5. Compensation, awards, public recognition, and promotion.

These are what some refer to as the mundane tools of building a culture, “mundane” meaning practical expressions of “who we are.” New employees can be told about how the company works and what it values, but it is not until they see the values “in action” that they get the message. These can be big gestures (i.e., a raise), or as simple as this post from Motley Fool’s culture blog and a recent LinkedIn post from Ellie Mae.

6. The “look and feel” of the organization’s locations, offices, technology, etc.

There is an obvious difference between a downtown “silk-stocking” law firm and the offices of the state’s attorney or a local firm handling routine legal matters for small businesses and individuals. One can ask, “What do the outward appearances of a company say about how they do business?”
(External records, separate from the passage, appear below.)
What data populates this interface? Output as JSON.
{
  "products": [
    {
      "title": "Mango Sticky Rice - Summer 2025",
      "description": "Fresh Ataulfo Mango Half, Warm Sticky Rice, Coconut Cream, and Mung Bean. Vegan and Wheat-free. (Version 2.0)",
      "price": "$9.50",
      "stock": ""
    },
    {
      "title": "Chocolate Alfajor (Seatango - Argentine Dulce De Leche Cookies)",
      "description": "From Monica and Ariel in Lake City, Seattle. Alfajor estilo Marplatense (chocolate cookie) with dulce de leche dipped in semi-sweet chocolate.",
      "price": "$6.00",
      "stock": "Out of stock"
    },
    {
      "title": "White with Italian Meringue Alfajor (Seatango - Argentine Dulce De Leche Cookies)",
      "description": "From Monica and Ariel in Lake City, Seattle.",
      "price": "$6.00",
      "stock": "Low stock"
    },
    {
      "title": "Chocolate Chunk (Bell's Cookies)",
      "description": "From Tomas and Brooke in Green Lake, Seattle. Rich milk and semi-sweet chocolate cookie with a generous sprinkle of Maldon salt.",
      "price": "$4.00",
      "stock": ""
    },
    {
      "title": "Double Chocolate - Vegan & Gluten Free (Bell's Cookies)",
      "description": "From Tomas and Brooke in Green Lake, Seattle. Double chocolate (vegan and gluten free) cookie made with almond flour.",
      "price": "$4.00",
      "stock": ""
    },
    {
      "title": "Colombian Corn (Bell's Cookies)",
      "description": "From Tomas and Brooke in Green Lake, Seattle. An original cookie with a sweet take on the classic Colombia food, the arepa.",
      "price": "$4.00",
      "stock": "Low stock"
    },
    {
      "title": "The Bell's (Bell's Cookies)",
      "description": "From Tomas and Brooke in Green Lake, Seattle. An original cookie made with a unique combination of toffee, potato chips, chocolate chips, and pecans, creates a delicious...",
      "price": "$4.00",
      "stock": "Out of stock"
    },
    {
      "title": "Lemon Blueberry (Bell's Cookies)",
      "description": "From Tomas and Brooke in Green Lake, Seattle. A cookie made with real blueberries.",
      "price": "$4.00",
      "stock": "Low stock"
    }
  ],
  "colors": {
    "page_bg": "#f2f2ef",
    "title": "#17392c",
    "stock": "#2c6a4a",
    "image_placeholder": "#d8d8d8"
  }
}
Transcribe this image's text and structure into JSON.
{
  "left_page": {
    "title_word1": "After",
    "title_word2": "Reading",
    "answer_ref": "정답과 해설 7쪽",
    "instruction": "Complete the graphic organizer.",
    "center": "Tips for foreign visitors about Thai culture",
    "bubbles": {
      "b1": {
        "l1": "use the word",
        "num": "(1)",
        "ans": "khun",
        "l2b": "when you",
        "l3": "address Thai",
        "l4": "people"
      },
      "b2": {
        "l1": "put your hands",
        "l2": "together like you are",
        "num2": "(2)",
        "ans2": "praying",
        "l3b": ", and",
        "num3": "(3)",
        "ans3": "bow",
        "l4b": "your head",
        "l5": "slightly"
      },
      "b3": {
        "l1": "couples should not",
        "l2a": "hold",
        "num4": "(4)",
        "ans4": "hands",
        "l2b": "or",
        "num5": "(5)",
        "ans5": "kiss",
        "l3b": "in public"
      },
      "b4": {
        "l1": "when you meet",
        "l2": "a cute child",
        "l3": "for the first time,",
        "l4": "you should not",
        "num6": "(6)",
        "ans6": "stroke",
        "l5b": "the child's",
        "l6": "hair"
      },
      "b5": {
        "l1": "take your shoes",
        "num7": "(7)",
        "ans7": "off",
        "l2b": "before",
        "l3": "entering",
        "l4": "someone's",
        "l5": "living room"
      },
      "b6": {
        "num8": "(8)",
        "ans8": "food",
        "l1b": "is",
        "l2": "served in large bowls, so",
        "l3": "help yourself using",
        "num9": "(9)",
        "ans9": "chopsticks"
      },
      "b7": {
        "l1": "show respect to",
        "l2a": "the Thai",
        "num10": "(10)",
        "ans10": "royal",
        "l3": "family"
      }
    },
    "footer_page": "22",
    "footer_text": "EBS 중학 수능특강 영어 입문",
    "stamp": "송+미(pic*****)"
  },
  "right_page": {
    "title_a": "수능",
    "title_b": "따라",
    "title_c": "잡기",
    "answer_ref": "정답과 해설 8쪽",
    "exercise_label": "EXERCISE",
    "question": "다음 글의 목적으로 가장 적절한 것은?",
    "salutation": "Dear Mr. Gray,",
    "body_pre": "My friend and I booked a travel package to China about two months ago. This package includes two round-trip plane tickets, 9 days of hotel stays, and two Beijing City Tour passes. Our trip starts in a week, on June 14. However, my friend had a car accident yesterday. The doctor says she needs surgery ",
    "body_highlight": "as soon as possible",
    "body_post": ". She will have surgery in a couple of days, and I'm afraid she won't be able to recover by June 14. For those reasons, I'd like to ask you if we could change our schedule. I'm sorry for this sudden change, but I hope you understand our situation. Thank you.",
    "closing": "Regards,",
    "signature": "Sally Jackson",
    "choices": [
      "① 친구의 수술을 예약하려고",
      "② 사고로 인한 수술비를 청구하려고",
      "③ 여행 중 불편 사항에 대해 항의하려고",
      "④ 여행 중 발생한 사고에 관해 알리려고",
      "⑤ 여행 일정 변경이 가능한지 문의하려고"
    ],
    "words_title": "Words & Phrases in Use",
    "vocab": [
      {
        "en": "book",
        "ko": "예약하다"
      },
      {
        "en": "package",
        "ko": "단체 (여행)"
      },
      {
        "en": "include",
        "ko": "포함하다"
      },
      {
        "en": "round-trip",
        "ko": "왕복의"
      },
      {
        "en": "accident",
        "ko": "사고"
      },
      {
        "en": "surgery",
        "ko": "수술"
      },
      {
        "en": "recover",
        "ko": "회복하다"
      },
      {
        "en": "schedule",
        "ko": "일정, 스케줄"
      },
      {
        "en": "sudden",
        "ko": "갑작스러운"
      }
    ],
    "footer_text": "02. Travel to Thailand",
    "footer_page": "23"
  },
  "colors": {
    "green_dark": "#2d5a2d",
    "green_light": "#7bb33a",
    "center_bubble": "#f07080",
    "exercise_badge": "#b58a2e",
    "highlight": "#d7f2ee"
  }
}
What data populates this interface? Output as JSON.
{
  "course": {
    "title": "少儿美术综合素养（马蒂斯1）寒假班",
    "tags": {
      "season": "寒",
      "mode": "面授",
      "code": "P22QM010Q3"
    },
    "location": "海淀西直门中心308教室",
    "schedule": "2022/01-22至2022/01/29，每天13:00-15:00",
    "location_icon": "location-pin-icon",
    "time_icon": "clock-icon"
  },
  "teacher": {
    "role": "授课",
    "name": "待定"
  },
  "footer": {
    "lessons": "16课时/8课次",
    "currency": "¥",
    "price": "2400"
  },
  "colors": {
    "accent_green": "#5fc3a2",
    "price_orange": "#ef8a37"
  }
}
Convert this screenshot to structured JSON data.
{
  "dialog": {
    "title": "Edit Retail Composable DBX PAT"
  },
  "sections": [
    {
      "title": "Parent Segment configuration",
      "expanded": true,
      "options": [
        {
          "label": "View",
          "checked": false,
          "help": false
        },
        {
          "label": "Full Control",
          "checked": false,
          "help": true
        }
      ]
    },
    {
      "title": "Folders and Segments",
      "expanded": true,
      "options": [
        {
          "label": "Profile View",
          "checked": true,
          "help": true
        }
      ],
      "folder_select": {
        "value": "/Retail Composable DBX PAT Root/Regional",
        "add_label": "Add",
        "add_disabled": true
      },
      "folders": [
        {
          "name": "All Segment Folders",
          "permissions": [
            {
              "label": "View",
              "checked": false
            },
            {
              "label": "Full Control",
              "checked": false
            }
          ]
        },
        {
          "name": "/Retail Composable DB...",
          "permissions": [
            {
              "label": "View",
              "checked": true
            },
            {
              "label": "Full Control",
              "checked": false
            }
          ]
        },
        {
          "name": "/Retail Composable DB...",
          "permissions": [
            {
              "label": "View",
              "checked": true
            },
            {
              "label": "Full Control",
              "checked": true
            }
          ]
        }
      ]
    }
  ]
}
7. The on-boarding experience.

First impressions are important when it comes to conveying the culture of an organization. The on-boarding or new employee orientation is an opportunity to establish a clear, shared understanding of the company at the level of culture. The usual things will get covered – workplace rules and regulations – but how these are handled sends the cultural messages. There is also an opportunity to tell the defining stories of the organization: the founding of the business, crises that were weathered, big wins, examples of the business at its best. One company brought in retired employees who could tell many of the stories first-hand because they were there. There is room here for some creativity.

For example, this video created by the Cleveland Clinic is meant to remind everyone who works there what is happening all around them. The cultural message is that while the clinic abounds in amazing technology, they prioritize the human experience. What would such a video look like for your business?

Note that none of these tenets rely on posters and slogans. Of course, there is nothing wrong with posters and slogans. However, a problem arises when they are leveraged as the only means of communicating company culture – when organizations fail to establish it comprehensively in everything from big decisions to day-to-day-operations. Combine poster-worthy messages with consistent, value-driven actions, and the power of culture will be felt.